Correlation Between China Construction and NNRF
Can any of the company-specific risk be diversified away by investing in both China Construction and NNRF at the same time? Although using a correlation coefficient on its own may not help to predict future stock returns, this module helps to understand the diversifiable risk of combining China Construction and NNRF into the same portfolio, which is an essential part of the fundamental portfolio management process.
By analyzing existing cross correlation between China Construction Bank and NNRF Inc, you can compare the effects of market volatilities on China Construction and NNRF and check how they will diversify away market risk if combined in the same portfolio for a given time horizon. You can also utilize pair trading strategies of matching a long position in China Construction with a short position of NNRF. Check out your portfolio center. Please also check ongoing floating volatility patterns of China Construction and NNRF.
Diversification Opportunities for China Construction and NNRF
-0.3 | Correlation Coefficient |
Very good diversification
The 3 months correlation between China and NNRF is -0.3. Overlapping area represents the amount of risk that can be diversified away by holding China Construction Bank and NNRF Inc in the same portfolio, assuming nothing else is changed. The correlation between historical prices or returns on NNRF Inc and China Construction is a relative statistical measure of the degree to which these equity instruments tend to move together. The correlation coefficient measures the extent to which returns on China Construction Bank are associated (or correlated) with NNRF. Values of the correlation coefficient range from -1 to +1, where. The correlation of zero (0) is possible when the price movement of NNRF Inc has no effect on the direction of China Construction i.e., China Construction and NNRF go up and down completely randomly.
Pair Corralation between China Construction and NNRF
Assuming the 90 days horizon China Construction is expected to generate 1.47 times less return on investment than NNRF. But when comparing it to its historical volatility, China Construction Bank is 3.44 times less risky than NNRF. It trades about 0.07 of its potential returns per unit of risk.

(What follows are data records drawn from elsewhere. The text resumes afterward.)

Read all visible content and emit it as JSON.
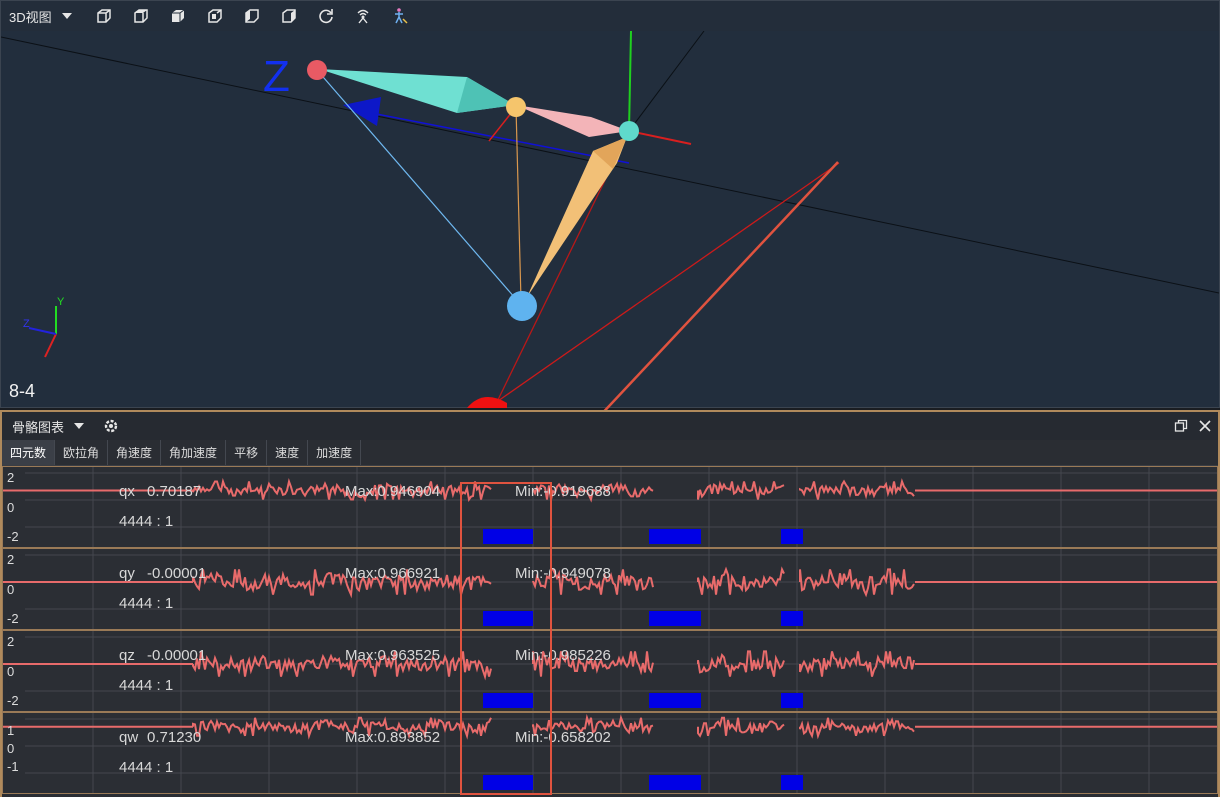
{
  "viewer": {
    "view_mode": "3D视图",
    "toolbar_icons": [
      "cube-front-icon",
      "cube-top-icon",
      "cube-solid-icon",
      "cube-iso-icon",
      "cube-side-icon",
      "cube-back-icon",
      "refresh-icon",
      "antenna-icon",
      "skeleton-icon"
    ],
    "axis_z_label": "Z",
    "mini_axis": {
      "y": "Y",
      "z": "Z"
    },
    "frame_label": "8-4",
    "colors": {
      "bg": "#222e3d",
      "bone_cyan": "#6fe0d2",
      "bone_pink": "#f3b4b8",
      "bone_orange": "#f2c077",
      "joint_blue": "#5fb3ef",
      "annotation_red": "#e0533f"
    }
  },
  "chart_panel": {
    "title": "骨骼图表",
    "tabs": [
      "四元数",
      "欧拉角",
      "角速度",
      "角加速度",
      "平移",
      "速度",
      "加速度"
    ],
    "active_tab": 0,
    "charts": [
      {
        "name": "qx",
        "value": "0.70187",
        "max": "Max:0.946904",
        "min": "Min:-0.919688",
        "frame": "4444 : 1",
        "yticks": [
          "2",
          "0",
          "-2"
        ],
        "baseline": 0.70187,
        "scale": 2
      },
      {
        "name": "qy",
        "value": "-0.00001",
        "max": "Max:0.966921",
        "min": "Min:-0.949078",
        "frame": "4444 : 1",
        "yticks": [
          "2",
          "0",
          "-2"
        ],
        "baseline": 0.0,
        "scale": 2
      },
      {
        "name": "qz",
        "value": "-0.00001",
        "max": "Max:0.963525",
        "min": "Min:-0.985226",
        "frame": "4444 : 1",
        "yticks": [
          "2",
          "0",
          "-2"
        ],
        "baseline": 0.0,
        "scale": 2
      },
      {
        "name": "qw",
        "value": "0.71230",
        "max": "Max:0.893852",
        "min": "Min:-0.658202",
        "frame": "4444 : 1",
        "yticks": [
          "1",
          "0",
          "-1"
        ],
        "baseline": 0.7123,
        "scale": 1
      }
    ],
    "series_color": "#e86b6b",
    "marker_color": "#0000e6"
  }
}
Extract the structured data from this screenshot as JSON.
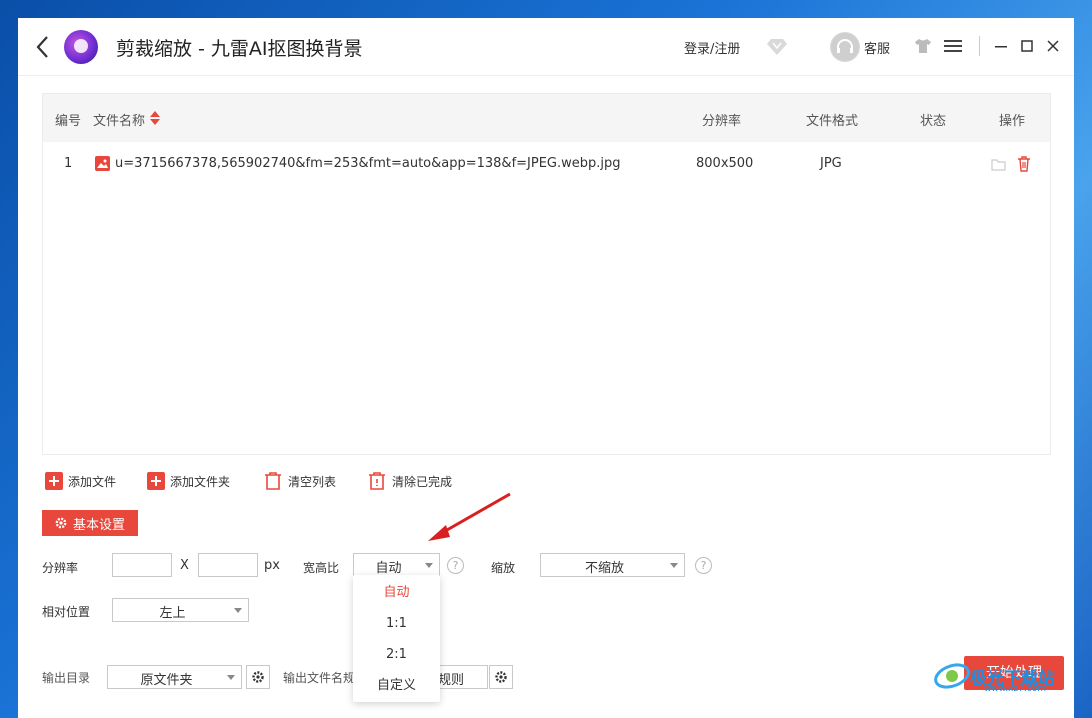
{
  "app": {
    "title": "剪裁缩放 - 九雷AI抠图换背景",
    "login_label": "登录/注册",
    "service_label": "客服"
  },
  "table": {
    "headers": {
      "index": "编号",
      "filename": "文件名称",
      "resolution": "分辨率",
      "format": "文件格式",
      "status": "状态",
      "actions": "操作"
    },
    "rows": [
      {
        "index": "1",
        "filename": "u=3715667378,565902740&fm=253&fmt=auto&app=138&f=JPEG.webp.jpg",
        "resolution": "800x500",
        "format": "JPG",
        "status": ""
      }
    ]
  },
  "toolbar": {
    "add_file": "添加文件",
    "add_folder": "添加文件夹",
    "clear_list": "清空列表",
    "clear_done": "清除已完成"
  },
  "settings": {
    "section_label": "基本设置",
    "resolution_label": "分辨率",
    "width_value": "",
    "x_label": "X",
    "height_value": "",
    "px_label": "px",
    "aspect_label": "宽高比",
    "aspect_value": "自动",
    "scale_label": "缩放",
    "scale_value": "不缩放",
    "position_label": "相对位置",
    "position_value": "左上",
    "output_dir_label": "输出目录",
    "output_dir_value": "原文件夹",
    "output_name_label": "输出文件名规",
    "output_name_value": "规则"
  },
  "aspect_dropdown": {
    "options": [
      "自动",
      "1:1",
      "2:1",
      "自定义"
    ],
    "selected_index": 0
  },
  "start_button": "开始处理",
  "watermark": {
    "text": "极光下载站",
    "sub": "www.xz7.com"
  },
  "colors": {
    "accent": "#e8483b",
    "header_bg": "#f6f5f5",
    "arrow": "#d92020"
  }
}
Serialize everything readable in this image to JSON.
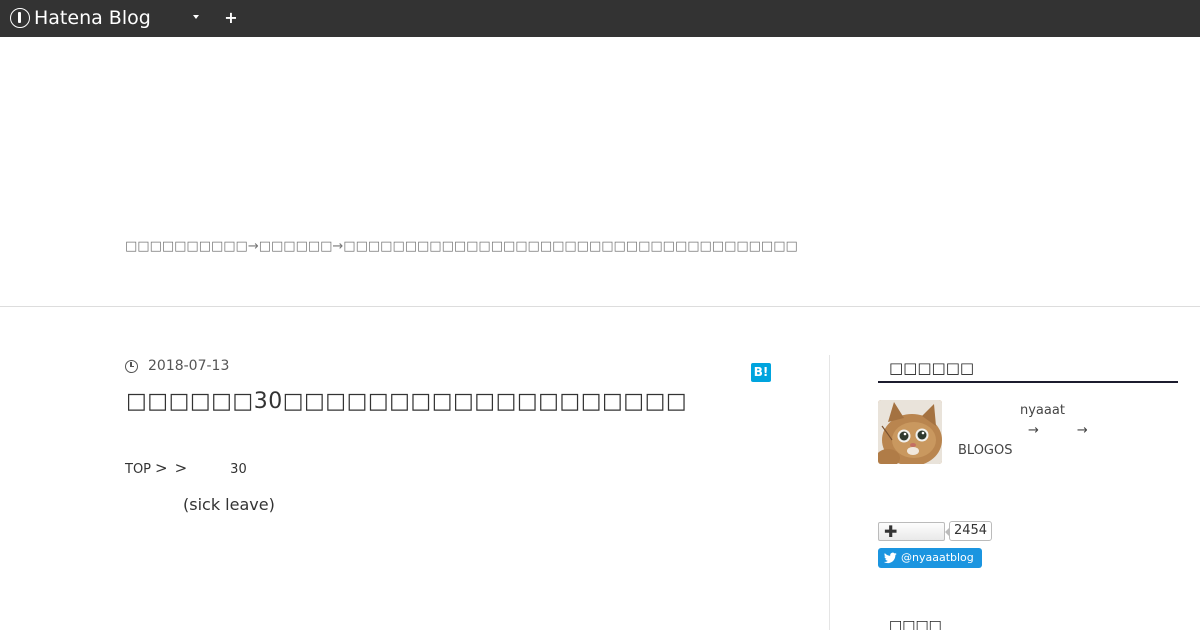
{
  "topbar": {
    "logo_text": "Hatena Blog",
    "icons": {
      "logo": "hatena-blog-logo-icon",
      "menu": "caret-down-icon",
      "add": "plus-icon"
    }
  },
  "header": {
    "description": "□□□□□□□□□□→□□□□□□→□□□□□□□□□□□□□□□□□□□□□□□□□□□□□□□□□□□□□"
  },
  "entry": {
    "date": "2018-07-13",
    "title": "□□□□□□30□□□□□□□□□□□□□□□□□□□",
    "breadcrumb": {
      "top": "TOP",
      "sep1": ">",
      "sep2": ">",
      "num": "30"
    },
    "body": "(sick leave)",
    "bookmark_label": "B!",
    "icons": {
      "date": "clock-icon",
      "bookmark": "hatena-bookmark-icon"
    }
  },
  "sidebar": {
    "heading": "□□□□□□",
    "profile": {
      "id": "nyaaat",
      "arrow1": "→",
      "arrow2": "→",
      "blogos": "BLOGOS"
    },
    "follow": {
      "plus": "✚",
      "count": "2454"
    },
    "twitter": {
      "label": "@nyaaatblog",
      "icon": "twitter-bird-icon"
    },
    "heading2": "□□□□"
  },
  "colors": {
    "topbar": "#333333",
    "bookmark": "#00a4de",
    "twitter": "#1b95e0",
    "heading_rule": "#1c1c2e"
  }
}
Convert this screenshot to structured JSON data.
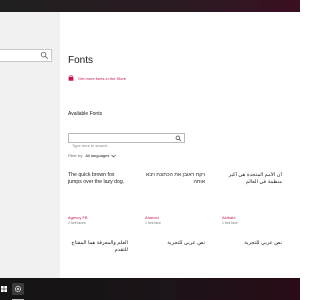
{
  "colors": {
    "accent": "#c3174a",
    "titlebar": "#1f1f1f",
    "taskbar": "#141414",
    "sidebar": "#f1f1f1"
  },
  "page": {
    "title": "Fonts",
    "store_link": "Get more fonts in the Store",
    "store_icon": "store-bag-icon",
    "section_title": "Available Fonts",
    "search": {
      "placeholder": "Type here to search.",
      "icon": "search-icon"
    },
    "filter": {
      "label": "Filter by:",
      "value": "All languages",
      "icon": "chevron-down-icon"
    }
  },
  "sidebar": {
    "search_icon": "search-icon"
  },
  "fonts": [
    {
      "sample": "The quick brown fox jumps over the lazy dog.",
      "name": "Agency FB",
      "count": "2 font faces",
      "rtl": false
    },
    {
      "sample": "ויקח ראובן את הכתונת ויבא אותה",
      "name": "Aharoni",
      "count": "1 font face",
      "rtl": true
    },
    {
      "sample": "أن الأمم المتحدة هي أكبر منظمة في العالم",
      "name": "Aldhabi",
      "count": "1 font face",
      "rtl": true
    },
    {
      "sample": "",
      "name": "",
      "count": "",
      "rtl": false
    },
    {
      "sample": "العلم والمعرفة هما المفتاح للتقدم",
      "name": "",
      "count": "",
      "rtl": true
    },
    {
      "sample": "نص عربي للتجربة",
      "name": "",
      "count": "",
      "rtl": true
    },
    {
      "sample": "نص عربي للتجربة",
      "name": "",
      "count": "",
      "rtl": true
    },
    {
      "sample": "",
      "name": "",
      "count": "",
      "rtl": false
    }
  ],
  "taskbar": {
    "start_icon": "windows-icon",
    "app_icon": "settings-gear-icon"
  }
}
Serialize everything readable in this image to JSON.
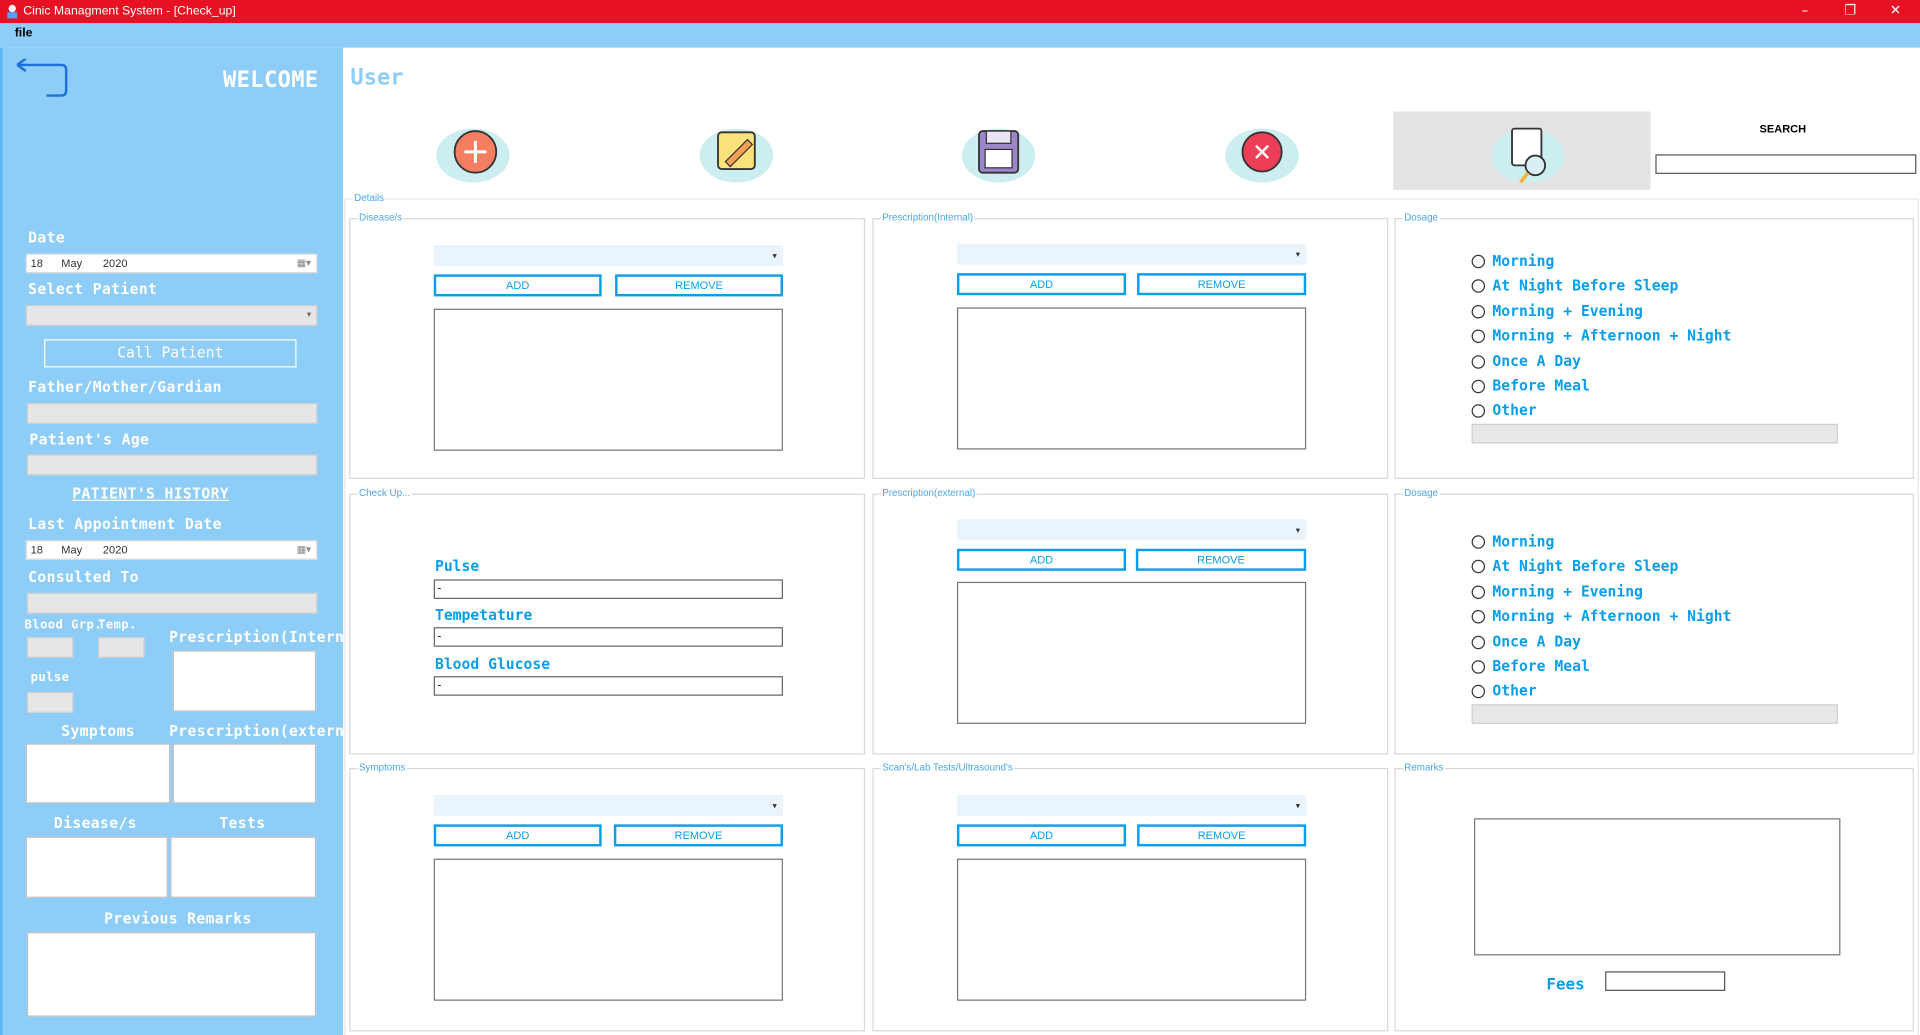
{
  "window": {
    "title": "Cinic Managment System - [Check_up]",
    "minimize_glyph": "–",
    "restore_glyph": "❐",
    "close_glyph": "✕"
  },
  "menu": {
    "file": "file"
  },
  "sidebar": {
    "welcome": "WELCOME",
    "date_label": "Date",
    "date": {
      "day": "18",
      "month": "May",
      "year": "2020"
    },
    "select_patient_label": "Select Patient",
    "call_patient_button": "Call Patient",
    "guardian_label": "Father/Mother/Gardian",
    "age_label": "Patient's Age",
    "history_title": "PATIENT'S HISTORY",
    "last_appointment_label": "Last Appointment Date",
    "last_date": {
      "day": "18",
      "month": "May",
      "year": "2020"
    },
    "consulted_label": "Consulted To",
    "blood_group_label": "Blood Grp.",
    "temp_label": "Temp.",
    "prescription_internal_label": "Prescription(Internal)",
    "pulse_label": "pulse",
    "symptoms_label": "Symptoms",
    "prescription_external_label": "Prescription(external)",
    "disease_label": "Disease/s",
    "tests_label": "Tests",
    "previous_remarks_label": "Previous Remarks"
  },
  "main": {
    "user_label": "User",
    "search_label": "SEARCH",
    "details_title": "Details",
    "groups": {
      "disease": "Disease/s",
      "prescription_internal": "Prescription(Internal)",
      "dosage1": "Dosage",
      "checkup": "Check Up...",
      "prescription_external": "Prescription(external)",
      "dosage2": "Dosage",
      "symptoms": "Symptoms",
      "scans": "Scan's/Lab Tests/Ultrasound's",
      "remarks": "Remarks"
    },
    "add_label": "ADD",
    "remove_label": "REMOVE",
    "dosage_options": [
      "Morning",
      "At Night Before Sleep",
      "Morning + Evening",
      "Morning + Afternoon + Night",
      "Once A Day",
      "Before Meal",
      "Other"
    ],
    "checkup": {
      "pulse_label": "Pulse",
      "pulse_value": "-",
      "temperature_label": "Tempetature",
      "temperature_value": "-",
      "glucose_label": "Blood Glucose",
      "glucose_value": "-"
    },
    "fees_label": "Fees"
  },
  "colors": {
    "titlebar": "#e81123",
    "sidebar": "#8dcdf7",
    "accent": "#0a9ee9"
  }
}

NNRF Inc is currently generating about 0.03 of returns per unit of risk over similar time horizon. If you would invest 0.59 in NNRF Inc on August 27, 2024 and sell it today you would lose (0.36) from holding NNRF Inc or give up 61.02% of portfolio value over 90 days.
Time Period | 3 Months [change] |
Direction | Moves Against |
Strength | Insignificant |
Accuracy | 81.91% |
Values | Daily Returns |
China Construction Bank vs. NNRF Inc
Performance |
Timeline |
China Construction Bank |
NNRF Inc |
China Construction and NNRF Volatility Contrast
Predicted Return Density |
Returns |
Pair Trading with China Construction and NNRF
The main advantage of trading using opposite China Construction and NNRF positions is that it hedges away some unsystematic risk. Because of two separate transactions, even if China Construction position performs unexpectedly, NNRF can make up some of the losses. Pair trading also minimizes risk from directional movements in the market. For example, if an entire industry or sector drops because of unexpected headlines, the short position in NNRF will offset losses from the drop in NNRF's long position.China Construction vs. Svenska Handelsbanken PK | China Construction vs. Industrial and Commercial | China Construction vs. Bank of America | China Construction vs. Bank of America |
Check out your portfolio center.Note that this page's information should be used as a complementary analysis to find the right mix of equity instruments to add to your existing portfolios or create a brand new portfolio. You can also try the Aroon Oscillator module to analyze current equity momentum using Aroon Oscillator and other momentum ratios.